With Hong Kong cashless payment operator Octopus still struggling to woo the city’s 40,000 taxi drivers, two mainland e-payment players, Alipay and WeChat Pay HK, are already leading the race with aggressive marketing to vie for a slice of the taxi pie.
The e-payment market for Hong Kong’s taxi industry, involving 18,163 cabs, is heating up as drivers have started to embrace alternative payment methods to offer more choices for customers, breaking the decades-old stronghold of cash-only services.
Taxi operators have envisaged that the Hong Kong taxi market will eventually be carved up between two mainland leading players Alipay and WeChat Pay HK as they are, so far, free of charge with many incentives, while local operator Octopus has still failed to win the hearts of cabbies as it charges administrative fees.
So far over 1,000 taxis have signed up for WeChat Pay HK while over 1,500 taxis have chosen Alipay.
“In Hong Kong taxi drivers often don’t have change for big banknotes or sometimes customers forget to bring enough cash,” an Alipay spokeswoman said. “We can see that a lot of mainland tourists coming to the city under the solo travel scheme have a great demand for easy transportation and convenient payment methods. That is why we want to break into the Hong Kong taxi market,” she said.

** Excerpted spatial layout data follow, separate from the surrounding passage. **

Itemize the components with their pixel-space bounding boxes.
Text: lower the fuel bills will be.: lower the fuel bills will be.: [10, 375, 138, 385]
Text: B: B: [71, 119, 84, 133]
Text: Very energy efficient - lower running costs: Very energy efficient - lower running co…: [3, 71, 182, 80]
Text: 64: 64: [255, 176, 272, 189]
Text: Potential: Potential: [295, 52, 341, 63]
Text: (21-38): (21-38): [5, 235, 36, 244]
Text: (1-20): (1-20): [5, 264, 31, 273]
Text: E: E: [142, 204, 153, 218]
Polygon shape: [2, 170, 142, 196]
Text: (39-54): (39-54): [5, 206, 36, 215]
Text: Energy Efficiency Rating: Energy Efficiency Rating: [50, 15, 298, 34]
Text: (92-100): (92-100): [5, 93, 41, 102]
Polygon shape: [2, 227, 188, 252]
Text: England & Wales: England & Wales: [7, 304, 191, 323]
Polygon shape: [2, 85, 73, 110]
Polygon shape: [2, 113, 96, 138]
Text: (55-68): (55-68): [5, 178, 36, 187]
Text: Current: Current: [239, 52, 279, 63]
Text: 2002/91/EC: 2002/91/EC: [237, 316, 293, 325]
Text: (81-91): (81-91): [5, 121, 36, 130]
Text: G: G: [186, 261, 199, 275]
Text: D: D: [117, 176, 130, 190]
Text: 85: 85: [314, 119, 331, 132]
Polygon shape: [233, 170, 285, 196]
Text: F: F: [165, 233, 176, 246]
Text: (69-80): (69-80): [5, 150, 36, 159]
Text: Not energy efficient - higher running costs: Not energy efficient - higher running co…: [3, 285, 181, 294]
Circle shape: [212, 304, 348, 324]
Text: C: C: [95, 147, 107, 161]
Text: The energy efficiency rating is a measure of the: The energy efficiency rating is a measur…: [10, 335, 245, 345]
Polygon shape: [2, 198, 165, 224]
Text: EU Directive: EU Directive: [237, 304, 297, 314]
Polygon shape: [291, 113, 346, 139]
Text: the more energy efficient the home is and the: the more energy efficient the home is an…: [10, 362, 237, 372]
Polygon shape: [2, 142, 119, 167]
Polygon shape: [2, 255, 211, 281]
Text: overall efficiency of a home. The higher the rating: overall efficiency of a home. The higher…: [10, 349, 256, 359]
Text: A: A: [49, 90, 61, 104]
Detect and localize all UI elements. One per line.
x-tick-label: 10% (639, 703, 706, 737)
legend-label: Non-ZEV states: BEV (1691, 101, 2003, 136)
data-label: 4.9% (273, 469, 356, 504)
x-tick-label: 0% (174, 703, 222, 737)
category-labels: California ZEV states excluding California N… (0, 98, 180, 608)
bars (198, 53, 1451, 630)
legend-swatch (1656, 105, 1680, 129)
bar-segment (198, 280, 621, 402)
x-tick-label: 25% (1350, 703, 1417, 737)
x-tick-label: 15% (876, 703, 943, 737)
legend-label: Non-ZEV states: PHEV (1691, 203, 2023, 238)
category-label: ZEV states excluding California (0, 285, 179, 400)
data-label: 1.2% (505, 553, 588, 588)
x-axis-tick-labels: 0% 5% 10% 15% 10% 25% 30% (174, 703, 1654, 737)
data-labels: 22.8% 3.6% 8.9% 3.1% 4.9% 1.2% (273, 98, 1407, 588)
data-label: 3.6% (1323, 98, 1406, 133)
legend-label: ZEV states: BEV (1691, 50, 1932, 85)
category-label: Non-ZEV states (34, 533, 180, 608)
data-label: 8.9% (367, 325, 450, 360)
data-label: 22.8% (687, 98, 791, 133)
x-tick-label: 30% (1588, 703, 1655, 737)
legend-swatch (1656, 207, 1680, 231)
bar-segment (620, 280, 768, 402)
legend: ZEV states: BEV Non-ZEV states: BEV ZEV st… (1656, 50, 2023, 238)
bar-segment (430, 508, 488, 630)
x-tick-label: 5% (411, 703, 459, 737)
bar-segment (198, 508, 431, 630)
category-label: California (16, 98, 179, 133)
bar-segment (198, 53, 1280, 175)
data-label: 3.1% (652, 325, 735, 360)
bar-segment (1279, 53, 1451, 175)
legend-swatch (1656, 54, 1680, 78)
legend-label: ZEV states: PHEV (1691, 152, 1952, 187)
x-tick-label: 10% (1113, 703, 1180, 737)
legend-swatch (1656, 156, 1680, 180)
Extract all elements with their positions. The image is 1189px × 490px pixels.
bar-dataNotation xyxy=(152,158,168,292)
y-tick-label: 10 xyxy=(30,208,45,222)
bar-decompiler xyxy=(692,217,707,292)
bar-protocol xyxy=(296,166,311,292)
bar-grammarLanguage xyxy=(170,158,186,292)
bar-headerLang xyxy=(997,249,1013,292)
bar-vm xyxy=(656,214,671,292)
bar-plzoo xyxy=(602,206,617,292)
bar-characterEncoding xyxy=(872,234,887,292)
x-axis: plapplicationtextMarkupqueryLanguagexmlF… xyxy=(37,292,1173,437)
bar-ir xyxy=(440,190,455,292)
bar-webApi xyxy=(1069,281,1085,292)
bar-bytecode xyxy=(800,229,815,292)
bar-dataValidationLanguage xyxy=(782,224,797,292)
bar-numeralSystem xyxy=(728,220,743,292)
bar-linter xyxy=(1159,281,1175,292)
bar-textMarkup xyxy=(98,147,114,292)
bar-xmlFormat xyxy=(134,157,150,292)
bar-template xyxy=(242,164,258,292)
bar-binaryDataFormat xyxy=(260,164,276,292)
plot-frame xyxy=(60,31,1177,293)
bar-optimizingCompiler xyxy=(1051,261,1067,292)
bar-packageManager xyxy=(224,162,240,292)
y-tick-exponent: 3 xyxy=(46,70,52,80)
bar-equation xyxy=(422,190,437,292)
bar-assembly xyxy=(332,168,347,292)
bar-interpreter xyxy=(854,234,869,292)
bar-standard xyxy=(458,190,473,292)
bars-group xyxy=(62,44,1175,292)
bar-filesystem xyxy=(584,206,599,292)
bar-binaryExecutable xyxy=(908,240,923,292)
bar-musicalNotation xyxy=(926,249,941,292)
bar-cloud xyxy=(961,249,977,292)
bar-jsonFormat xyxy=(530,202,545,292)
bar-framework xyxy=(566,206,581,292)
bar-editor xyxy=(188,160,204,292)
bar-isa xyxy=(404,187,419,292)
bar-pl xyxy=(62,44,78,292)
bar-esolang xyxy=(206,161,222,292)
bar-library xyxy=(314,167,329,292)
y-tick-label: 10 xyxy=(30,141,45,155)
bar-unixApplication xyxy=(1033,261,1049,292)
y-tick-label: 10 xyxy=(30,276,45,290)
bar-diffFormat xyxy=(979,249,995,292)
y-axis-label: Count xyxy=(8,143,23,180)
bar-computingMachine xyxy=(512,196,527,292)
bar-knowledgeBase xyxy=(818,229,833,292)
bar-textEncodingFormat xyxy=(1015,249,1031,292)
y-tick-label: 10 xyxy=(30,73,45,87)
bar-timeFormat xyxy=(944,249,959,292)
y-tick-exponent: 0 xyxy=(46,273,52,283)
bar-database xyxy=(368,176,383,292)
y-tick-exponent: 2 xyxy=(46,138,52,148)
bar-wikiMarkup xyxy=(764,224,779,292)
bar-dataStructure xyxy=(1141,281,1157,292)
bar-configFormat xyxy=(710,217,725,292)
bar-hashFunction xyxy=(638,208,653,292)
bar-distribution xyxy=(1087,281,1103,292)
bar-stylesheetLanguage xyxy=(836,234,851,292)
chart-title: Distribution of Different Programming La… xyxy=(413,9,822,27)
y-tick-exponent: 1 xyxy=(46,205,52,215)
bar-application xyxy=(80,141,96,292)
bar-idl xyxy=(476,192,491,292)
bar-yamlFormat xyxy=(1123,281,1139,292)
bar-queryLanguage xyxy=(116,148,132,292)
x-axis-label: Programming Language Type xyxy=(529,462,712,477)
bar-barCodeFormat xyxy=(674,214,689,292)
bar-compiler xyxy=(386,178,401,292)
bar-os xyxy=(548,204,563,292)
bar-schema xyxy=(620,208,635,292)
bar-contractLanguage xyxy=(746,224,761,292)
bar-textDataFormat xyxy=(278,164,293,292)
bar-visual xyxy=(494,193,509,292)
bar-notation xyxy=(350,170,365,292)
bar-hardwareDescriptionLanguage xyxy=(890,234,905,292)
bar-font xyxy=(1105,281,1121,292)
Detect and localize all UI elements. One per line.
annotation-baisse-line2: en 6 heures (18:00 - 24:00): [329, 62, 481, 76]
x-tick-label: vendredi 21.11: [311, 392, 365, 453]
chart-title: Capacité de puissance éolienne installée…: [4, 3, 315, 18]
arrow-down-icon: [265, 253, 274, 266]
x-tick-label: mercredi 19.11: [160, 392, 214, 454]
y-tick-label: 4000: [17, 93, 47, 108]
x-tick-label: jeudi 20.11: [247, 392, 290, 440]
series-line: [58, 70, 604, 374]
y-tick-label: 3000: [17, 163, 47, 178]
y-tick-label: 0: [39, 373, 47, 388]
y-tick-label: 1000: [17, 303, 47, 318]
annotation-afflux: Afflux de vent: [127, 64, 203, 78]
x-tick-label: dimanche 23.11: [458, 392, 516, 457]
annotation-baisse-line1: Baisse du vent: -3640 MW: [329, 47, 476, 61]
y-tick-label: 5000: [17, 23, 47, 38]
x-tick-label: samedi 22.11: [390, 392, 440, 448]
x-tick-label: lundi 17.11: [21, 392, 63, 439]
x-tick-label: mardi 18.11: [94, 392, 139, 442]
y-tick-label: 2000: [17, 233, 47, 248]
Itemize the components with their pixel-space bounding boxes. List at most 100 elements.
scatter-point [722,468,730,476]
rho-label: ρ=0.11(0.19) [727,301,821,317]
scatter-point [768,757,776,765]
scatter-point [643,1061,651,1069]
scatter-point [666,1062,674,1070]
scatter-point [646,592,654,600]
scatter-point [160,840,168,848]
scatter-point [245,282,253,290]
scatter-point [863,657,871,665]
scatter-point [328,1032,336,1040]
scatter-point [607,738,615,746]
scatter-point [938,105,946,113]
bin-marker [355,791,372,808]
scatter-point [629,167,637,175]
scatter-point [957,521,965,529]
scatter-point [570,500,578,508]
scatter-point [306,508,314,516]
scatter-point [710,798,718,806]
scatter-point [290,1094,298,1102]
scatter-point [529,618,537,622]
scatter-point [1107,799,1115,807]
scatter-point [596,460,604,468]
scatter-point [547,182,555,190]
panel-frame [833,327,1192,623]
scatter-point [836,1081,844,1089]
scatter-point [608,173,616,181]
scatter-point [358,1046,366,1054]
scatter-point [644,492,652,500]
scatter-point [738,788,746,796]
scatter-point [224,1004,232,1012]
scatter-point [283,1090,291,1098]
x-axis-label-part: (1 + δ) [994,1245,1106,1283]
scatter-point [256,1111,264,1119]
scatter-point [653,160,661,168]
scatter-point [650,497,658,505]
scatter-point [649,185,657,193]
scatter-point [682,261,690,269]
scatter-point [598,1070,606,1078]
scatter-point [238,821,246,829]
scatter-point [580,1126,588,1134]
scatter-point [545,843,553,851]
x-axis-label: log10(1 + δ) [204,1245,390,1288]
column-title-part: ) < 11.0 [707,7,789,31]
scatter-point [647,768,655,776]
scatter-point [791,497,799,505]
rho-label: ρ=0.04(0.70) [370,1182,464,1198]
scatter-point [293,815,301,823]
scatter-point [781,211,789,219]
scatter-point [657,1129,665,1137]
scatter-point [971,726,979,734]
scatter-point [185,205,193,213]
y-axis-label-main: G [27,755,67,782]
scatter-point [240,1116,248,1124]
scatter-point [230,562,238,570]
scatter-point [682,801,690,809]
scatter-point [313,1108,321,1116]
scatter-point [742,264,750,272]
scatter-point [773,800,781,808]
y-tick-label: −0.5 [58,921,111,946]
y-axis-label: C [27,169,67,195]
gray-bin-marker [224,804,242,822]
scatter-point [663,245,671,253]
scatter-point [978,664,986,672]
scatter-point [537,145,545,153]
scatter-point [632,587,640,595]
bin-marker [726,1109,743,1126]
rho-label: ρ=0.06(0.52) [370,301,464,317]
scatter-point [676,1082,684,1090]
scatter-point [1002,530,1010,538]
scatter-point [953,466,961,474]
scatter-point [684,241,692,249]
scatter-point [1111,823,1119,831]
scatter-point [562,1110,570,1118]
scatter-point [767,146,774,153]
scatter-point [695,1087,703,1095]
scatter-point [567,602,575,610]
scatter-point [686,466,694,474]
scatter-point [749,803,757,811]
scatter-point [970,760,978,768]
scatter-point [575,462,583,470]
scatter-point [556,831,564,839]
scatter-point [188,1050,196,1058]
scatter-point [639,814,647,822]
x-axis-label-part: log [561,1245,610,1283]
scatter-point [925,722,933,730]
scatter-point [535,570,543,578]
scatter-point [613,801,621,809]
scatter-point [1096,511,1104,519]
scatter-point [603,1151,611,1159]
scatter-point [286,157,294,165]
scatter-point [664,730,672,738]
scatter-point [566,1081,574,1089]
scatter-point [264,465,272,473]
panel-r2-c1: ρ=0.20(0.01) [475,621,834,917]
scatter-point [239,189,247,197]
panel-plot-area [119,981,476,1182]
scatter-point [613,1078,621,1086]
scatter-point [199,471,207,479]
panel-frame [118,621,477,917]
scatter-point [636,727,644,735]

The spokeswoman added that Alipay hopes that more drivers will now sign up to their service.
“We welcome convenient payment methods which are beneficial to the taxi industry. As far as I know, WeChat Pay hopes to secure half of the taxi market after three to six months while Alipay aims to win the support of 1,000 taxis in the short-run by targeting those which usually station at the airport and the cross-border checkpoints,” said Chan Man-keung, chairman of the Association of Taxi Industry Development.
“As to Octopus, its previous trial runs fell through because it demanded an administrative fee of 1 per cent of Octopus payments. This time we asked Octopus to consider using taxi advertising to cover its administrative fees. We are still waiting for its feedback,” he added.
Local cabbies, who have long been reluctant to accept anything but cash, have been criticised for lagging behind technological advancements and failing to provide other electronic payment methods for customers.
Similar to the technology adopted by its rivals Alipay and WeChat Pay HK, Octopus launched a QR code service late last month aimed at small merchants and the city’s cabbies.
The QR code payment method, which only requires a smartphone to scan the driver’s code to pay taxi fares, eliminates the need for drivers to install any terminal or hardware in their vehicles.
The city’s mobile payment market was opened up last year when the Hong Kong Monetary Authority began issuing licences to operate such services, with big players across the border on the mainland, including WeChat Pay and Alipay, keen to get a slice of the pie. Alipay is a unit of Ant Financial Services Group, an affiliate of Alibaba Group, which owns the South China Morning Post.
Norman Tam, general manager of Tencent’s International Business Group, told the Post that they expect over 1,000 taxis would accept WeChat Pay HK by end of this year.
“Hong Kong consumers are known for their efficiency, and counting coins can be a hassle … We are currently in discussion with a range of merchant partners in Hong Kong including transportation [providers]. With the strong and growing user base of WeChat and the simple and easy set-up procedure of WeChat Pay HK, we are confident that WeChat Pay HK will become prevalent in Hong Kong,” he said.
Chan, who uses WeChat Pay for his fleet of more than 200 taxis, added the three e-payment players were equally competitive as both WeChat Pay and Alipay offered a lot of incentives to taxi drivers while Octopus enjoyed a high level of confidence from Hongkongers with its reliable service.
“WeChat Pay has posted ads on some taxis as an incentive to lure them to use its e-payment while Alipay offers to introduce mainland tourists to those taxis registered with its payment.
“As to Octopus, most Hongkongers have greater confidence in its payment system than other mainland systems. Actually taxi drivers are happy to use Octopus, but it hinges on whether it will have some compromise over its administrative fees,” he said.
Wong Wing-chung, chairman of NW Area Taxi Drivers & Operators Association, who is now running a marketing firm, G Pay Ltd, to line up business for taxis using Alipay, said he signed up for Alipay because it promised to promote his fleet alliance via its various mainland networks.
“In other words, Alipay will introduce us to a lot of mainland tourists. We are now eyeing the mainland market and Alipay can help us expand our mainland customer base,” he said, adding that he received a lot of bookings from mainland tourists after using Alipay at the end of October.